University of Colorado Bounlder professor, Maw-Der Foo along with Professor Zhaoli Song of National University of Singapore, revealed the effects of stress on an employed spouse when his or her partner is unemployed. Their paper appears in the January edition of the Journal of Applied Psychology – “Unraveling the Stress Crossover Between the Unemployed and Their Spouses“.
The study examines married couples with one spouse employed and the other unemployed, to see how the daily stress affects each in their interpersonal relationships. It was expected that having marital support would help reduce the stress unemployment causes on the family, but instead, the study reveals that couples share in the burden of the stress rather than reduce it for either partner. The stress and unhappiness felt at home then typically spills over into the workplace stress for the working spouse.

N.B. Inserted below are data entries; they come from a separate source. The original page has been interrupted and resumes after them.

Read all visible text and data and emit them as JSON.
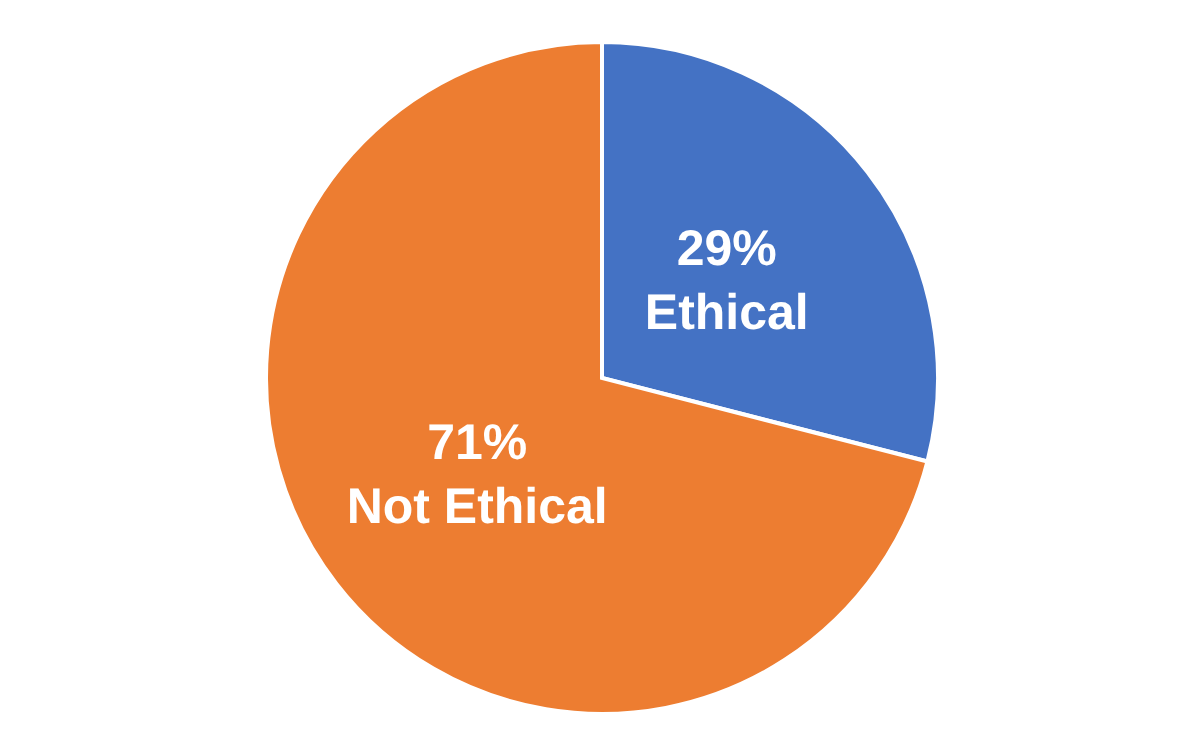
{
  "chart_data": {
    "type": "pie",
    "categories": [
      "Ethical",
      "Not Ethical"
    ],
    "values": [
      29,
      71
    ],
    "colors": [
      "#4472c4",
      "#ed7d31"
    ],
    "value_labels": [
      "29%",
      "71%"
    ],
    "legend": false
  }
}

The study indicates that workplaces need to recognize the stress and anxiety their employees with unemployed spouses are experiencing, and perhaps be more sensitive to the situation with family-friendly policies that may relieve some of the stress the employees have trying to fulfill family roles. Doing so will likely increase that employee’s productivity while at work because they will be less stressed and able to concentrate on their job responsibilities easier. Instead, many companies are eliminating services like marriage counseling, because of the economy and the expense of such programs. While the company saves money, they are probably reducing the effectiveness of employees who would benefit from such counseling.
The study took a unique view, and monitored couples’ interactions daily for two weeks. In particular, they looked at what is called the crossover effect, which refers to a situation when each spouse transmits and catches the stresses of the other.
If stress becomes to great for the working spouse to manage, some end up requiring time out of work, which can result in a need for Social Security Disability claims.